Da der Erreger über Tröpfchen übertragen wird, wurden ähnlich wie im Rahmen der Corona-Pandemie bei Ausbruch der Schweinegrippe in Mexiko größere Veranstaltungen abgesagt, Schulen geschlossen und von engem Körperkontakt abgeraten. Diese Maßnahmen waren bei nur vereinzeltem Auftreten von Erkrankungsfällen wie in Deutschland allerdings nicht gerechtfertigt.

Schutzmaßnahmen gegen Viren allgemein

Zum Schutz gegen die Schweinegrippe oder auch gegen die saisonale Grippe gibt es jedoch einige leicht zu befolgende Hygieneregeln, die spätestens seit der Corona-Pandemie jedem bekannt sein dürften.

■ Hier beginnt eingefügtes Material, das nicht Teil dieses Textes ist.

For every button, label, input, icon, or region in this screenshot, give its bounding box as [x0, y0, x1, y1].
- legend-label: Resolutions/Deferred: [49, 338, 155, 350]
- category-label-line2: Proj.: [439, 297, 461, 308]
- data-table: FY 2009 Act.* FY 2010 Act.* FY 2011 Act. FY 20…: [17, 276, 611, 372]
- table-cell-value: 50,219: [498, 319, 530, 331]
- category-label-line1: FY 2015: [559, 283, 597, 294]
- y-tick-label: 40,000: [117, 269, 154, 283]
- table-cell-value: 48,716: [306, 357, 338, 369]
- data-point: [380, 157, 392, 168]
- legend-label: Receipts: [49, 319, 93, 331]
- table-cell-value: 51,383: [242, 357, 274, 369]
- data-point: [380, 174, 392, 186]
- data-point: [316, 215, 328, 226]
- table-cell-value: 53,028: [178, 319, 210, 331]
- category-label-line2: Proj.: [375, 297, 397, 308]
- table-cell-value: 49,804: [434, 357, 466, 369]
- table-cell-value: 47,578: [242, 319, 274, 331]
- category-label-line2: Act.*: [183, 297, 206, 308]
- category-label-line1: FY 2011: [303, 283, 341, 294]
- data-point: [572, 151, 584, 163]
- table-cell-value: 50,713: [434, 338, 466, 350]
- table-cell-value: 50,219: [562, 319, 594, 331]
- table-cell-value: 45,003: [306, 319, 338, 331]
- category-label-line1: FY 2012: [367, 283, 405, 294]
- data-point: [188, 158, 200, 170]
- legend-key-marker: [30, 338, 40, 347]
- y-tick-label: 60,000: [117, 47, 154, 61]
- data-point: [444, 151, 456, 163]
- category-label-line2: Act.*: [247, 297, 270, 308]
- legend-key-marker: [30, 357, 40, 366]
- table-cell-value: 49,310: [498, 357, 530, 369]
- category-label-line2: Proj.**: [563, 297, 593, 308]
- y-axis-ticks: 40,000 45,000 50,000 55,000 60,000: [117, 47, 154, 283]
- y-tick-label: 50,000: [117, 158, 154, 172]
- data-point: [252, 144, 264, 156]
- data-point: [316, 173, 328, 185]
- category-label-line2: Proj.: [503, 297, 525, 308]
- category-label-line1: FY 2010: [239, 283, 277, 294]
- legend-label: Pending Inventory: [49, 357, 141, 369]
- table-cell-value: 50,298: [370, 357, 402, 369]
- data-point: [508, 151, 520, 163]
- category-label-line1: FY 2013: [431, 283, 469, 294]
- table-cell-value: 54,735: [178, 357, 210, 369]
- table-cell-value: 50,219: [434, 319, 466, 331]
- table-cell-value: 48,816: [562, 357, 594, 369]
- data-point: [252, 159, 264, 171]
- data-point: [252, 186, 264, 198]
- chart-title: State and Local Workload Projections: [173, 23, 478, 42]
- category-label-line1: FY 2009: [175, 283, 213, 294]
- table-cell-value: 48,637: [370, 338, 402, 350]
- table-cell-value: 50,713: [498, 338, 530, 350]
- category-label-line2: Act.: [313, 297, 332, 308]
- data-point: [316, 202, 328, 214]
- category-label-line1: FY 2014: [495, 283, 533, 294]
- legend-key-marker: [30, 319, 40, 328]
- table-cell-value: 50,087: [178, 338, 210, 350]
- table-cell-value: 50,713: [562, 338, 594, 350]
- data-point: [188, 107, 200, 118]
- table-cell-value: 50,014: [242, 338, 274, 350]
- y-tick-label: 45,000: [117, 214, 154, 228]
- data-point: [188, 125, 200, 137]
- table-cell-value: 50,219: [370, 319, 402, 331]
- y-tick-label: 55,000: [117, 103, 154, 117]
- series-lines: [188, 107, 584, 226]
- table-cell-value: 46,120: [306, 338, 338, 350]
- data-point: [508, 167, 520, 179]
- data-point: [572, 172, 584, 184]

Laut Empfehlungen des Robert-Koch-Instituts sollte generell bei Virengefahr vor allem darauf geachtet werden, dass keine virenbelastete Sekrete in die Atemwege gelangen:

  • Waschen Sie sich häufig die Hände, besonders nach Personenkontakt und wenn Sie Kontakt mit Gegenständen hatten, die von möglicherweise mit der Schweinegrippe infizierten Personen angefasst wurden (beispielsweise Türgriffe in der Öffentlichkeit). Waschen Sie Ihre Hände auch vor dem Essen und nachdem Sie in die Hände geniest oder gehustet haben.
  • Bleiben Sie möglicherweise infizierten Personen fern.
  • Ebenso sollten Sie bei einer Grippe zu Hause bleiben, um andere Menschen nicht anzustecken.
  • Husten Sie in Ihre Armbeuge, statt in die Hand.
  • Fassen Sie möglichst selten Ihre Augen, Nase oder Mund an.

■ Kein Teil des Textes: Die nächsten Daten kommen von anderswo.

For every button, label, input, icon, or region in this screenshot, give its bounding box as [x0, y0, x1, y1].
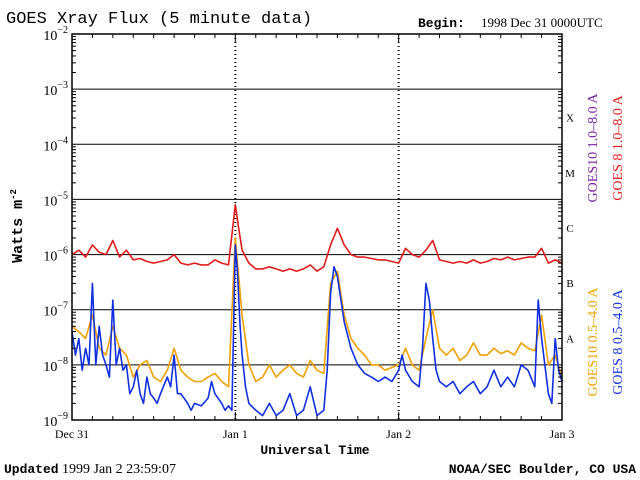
x-tick-label: Jan 3	[550, 427, 575, 441]
updated-value: 1999 Jan 2 23:59:07	[62, 462, 176, 477]
flare-class-label: B	[566, 278, 573, 290]
flare-class-label: A	[566, 333, 574, 345]
flare-class-label: M	[565, 168, 575, 180]
y-tick-label: 10−2	[43, 25, 68, 44]
y-tick-label: 10−5	[43, 190, 68, 209]
series-line	[71, 237, 563, 388]
series-line	[71, 204, 563, 272]
updated-label: Updated	[4, 462, 59, 477]
y-tick-label: 10−4	[43, 135, 68, 154]
legend-entry: GOES10 1.0–8.0 A	[586, 93, 601, 203]
flare-class-label: X	[566, 113, 574, 125]
svg-text:Watts m-2: Watts m-2	[9, 189, 27, 263]
flare-class-labels: A B C M X	[565, 113, 575, 346]
plot-grid	[72, 34, 562, 420]
x-tick-label: Jan 1	[223, 427, 248, 441]
y-tick-label: 10−6	[43, 246, 68, 265]
y-tick-label: 10−7	[43, 301, 68, 320]
flare-class-label: C	[566, 223, 573, 235]
y-tick-label: 10−8	[43, 356, 68, 375]
legend: GOES10 1.0–8.0 A GOES 8 1.0–8.0 A GOES10 0…	[586, 93, 626, 397]
plot-axes	[71, 33, 563, 421]
x-axis-label: Universal Time	[260, 443, 369, 458]
y-tick-label: 10−3	[43, 80, 68, 99]
legend-entry: GOES 8 1.0–8.0 A	[611, 94, 626, 200]
begin-value: 1998 Dec 31 0000UTC	[481, 15, 603, 30]
y-axis-label-group: Watts m-2	[9, 189, 27, 263]
y-tick-labels: 10−9 10−8 10−7 10−6 10−5 10−4 10−3 10−2	[43, 25, 68, 430]
begin-label: Begin:	[418, 16, 465, 31]
credit-label: NOAA/SEC Boulder, CO USA	[449, 462, 636, 477]
series-line	[71, 244, 563, 417]
y-axis-label: Watts m	[10, 200, 27, 263]
plot-series	[71, 204, 563, 417]
y-tick-label: 10−9	[43, 411, 68, 430]
x-tick-label: Jan 2	[386, 427, 411, 441]
legend-entry: GOES10 0.5–4.0 A	[586, 287, 601, 397]
x-tick-labels: Dec 31 Jan 1 Jan 2 Jan 3	[55, 427, 575, 441]
legend-entry: GOES 8 0.5–4.0 A	[611, 288, 626, 394]
y-axis-label-superscript: -2	[9, 189, 19, 200]
chart-title: GOES Xray Flux (5 minute data)	[6, 10, 312, 29]
x-tick-label: Dec 31	[55, 427, 89, 441]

Dass das Auftreten des Schweinegrippevirus G4 zeitgleich mit der Coronavirus-Pandemie erfolgt, hat den Vorteil, dass die Bevölkerung für diese Schutz- und Hygienemaßnahmen ohnehin bereits sensibilisiert ist. Dieser Punkt spricht dafür, dass eine etwaige Ausbreitung des neuen Virus G4 schnell eingedämmt werden könnte.